Mantenho-me no fado.

Por vários motivos nunca fui grande leitor de poesia. Era um estilo de literatura pouco habitual em minha casa de solteiro, onde adquiri o gosto pela leitura, e assim se manteve durante muito tempo. Hoje leio moderadamente, embora goste de poesia, tendo aprendido muito com aquela que o meu querido amigo gi aqui postou durante larguíssimos meses. Infelizmente, não sei ler, isto é, faz-me falta a atenção ao pormenor, à mensagem, à alegoria; faz-me falta uma certa calma - sou demasiado imediatista, demasiado rápido, demasiado ignorante. Precisava que me ensinassem, mas já não sei se não me falta também uma certa sensibilidade... Para isto contribuiu, também, o fado que vou ouvindo há muitos anos. Na generalidade das letras que foram cantadas no fado há rima, há métrica, há um certo ritmo - tudo parece mais óbvio. Estou certo de que a minha mente se habituou, preguiçosamente, a esta facilidade. 

Hoje esta qualidade é evidente, mas desde o tempo da Amália que se canta poesia bonita. Nem todo o fado falava de toiros, de hortas, de milordas e guizalhadas, de gente entrevadinha, de crianças doentes ou de amores desfeitos. Abstenho-me do lugar-comum de evidenciar o que Amália fez pela poesia nacional...

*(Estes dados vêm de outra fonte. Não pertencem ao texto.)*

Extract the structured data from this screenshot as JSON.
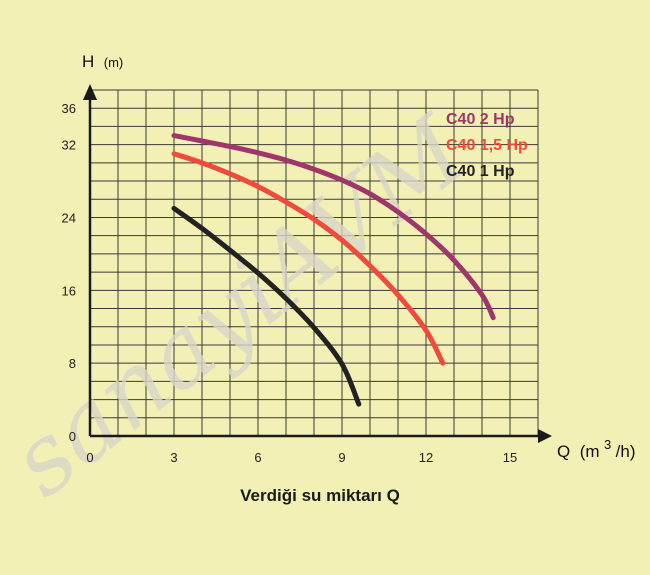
{
  "chart_data": {
    "type": "line",
    "ylabel": "H",
    "ylabel_unit": "(m)",
    "xlabel": "Q",
    "xlabel_unit_open": "(m",
    "xlabel_unit_sup": "3",
    "xlabel_unit_close": "/h)",
    "caption": "Verdiği su miktarı Q",
    "watermark": "sanayiAVM",
    "xlim": [
      0,
      16
    ],
    "ylim": [
      0,
      38
    ],
    "x_ticks": [
      0,
      3,
      6,
      9,
      12,
      15
    ],
    "y_ticks": [
      0,
      8,
      16,
      24,
      32,
      36
    ],
    "grid": true,
    "legend_position": "top-right",
    "series": [
      {
        "name": "C40 2 Hp",
        "color": "#a0356c",
        "x": [
          3,
          4,
          5,
          6,
          7,
          8,
          9,
          10,
          11,
          12,
          13,
          14,
          14.4
        ],
        "y": [
          33,
          32.4,
          31.8,
          31.1,
          30.3,
          29.3,
          28.1,
          26.6,
          24.6,
          22.2,
          19.3,
          15.5,
          13
        ]
      },
      {
        "name": "C40 1,5 Hp",
        "color": "#f04a3c",
        "x": [
          3,
          4,
          5,
          6,
          7,
          8,
          9,
          10,
          11,
          12,
          12.6
        ],
        "y": [
          31,
          30,
          28.8,
          27.4,
          25.7,
          23.8,
          21.5,
          18.7,
          15.5,
          11.6,
          8
        ]
      },
      {
        "name": "C40 1 Hp",
        "color": "#222222",
        "x": [
          3,
          4,
          5,
          6,
          7,
          8,
          9,
          9.6
        ],
        "y": [
          25,
          22.8,
          20.4,
          17.9,
          15.1,
          11.9,
          7.9,
          3.5
        ]
      }
    ]
  }
}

Junto seguem dois fados (de que gosto muito) com as respectivas letras. É do disco Busto, de Amália, seguramente um dos melhores dela. As letras são de Álvaro Duarte Simões (Algemas) e de Luís de Macedo (Asas Fechadas).  O segundo fado tem a particularidade - muito bonita - de ser também acompanhado ao piano por Alain Oulman, autor da música.  

JdB




Algemas

Escravos errantes da vida

E da angustia de viver

Somos a imagem esbatida

Do que nós quisemos ser.

Corta-se embora a corrente

Que nos prende ao que é vulgar

No final tudo é diferente

Do que queremos alcançar.

Sem saber porque vivemos

No mistério de existir

Nem mesmo ao sorrir esquecemos

A mentira que é sorrir.

Desde sempre que conheço

Porque a vida me ensinou

Que o riso é sempre o começo

Do sorriso que findou.

Prendo o mundo nos meus braços

Quando me abraças nos teus

E por momentos escassos

A terra dá-nos os céus.

A vida fica suspensa

Do nada que a fez nascer

E esse nada recompensa

A tortura de viver.


***



Asas Fechadas

Asas fechadas
São cansaço ou queda
Pedra lançada
Ou vôo que repousa
Em meu sorriso a minha entrega
Que meu olhar não ousa...

Asas fechadas
Dizem dois sentidos
Ambos iguais
Inversos verticais
No teu sorriso só pressinto
Um sofrimento mais...

Asas fechadas
Desce quem subiu
Buscar a terra
É ter falhado o céu
Nos sorrisos indecisos
Outro sonho nasceu...

Asas fechadas
Sonho ou desespero
Ponto final
Ou ascensão sem par
Nestes sorrisos espero
Por não saber chorar...

É prudente o silêncio
De quem só sabe sonhar...

2 comentários:

Anónimo disse...

Identifico-me imenso com o que escreve sobre poesia. Muito bem observado. Obrigada. pcp

Anónimo disse...

Eu também!
Não conhecia nenhum dos fados (ignorância a minha....) e gostei.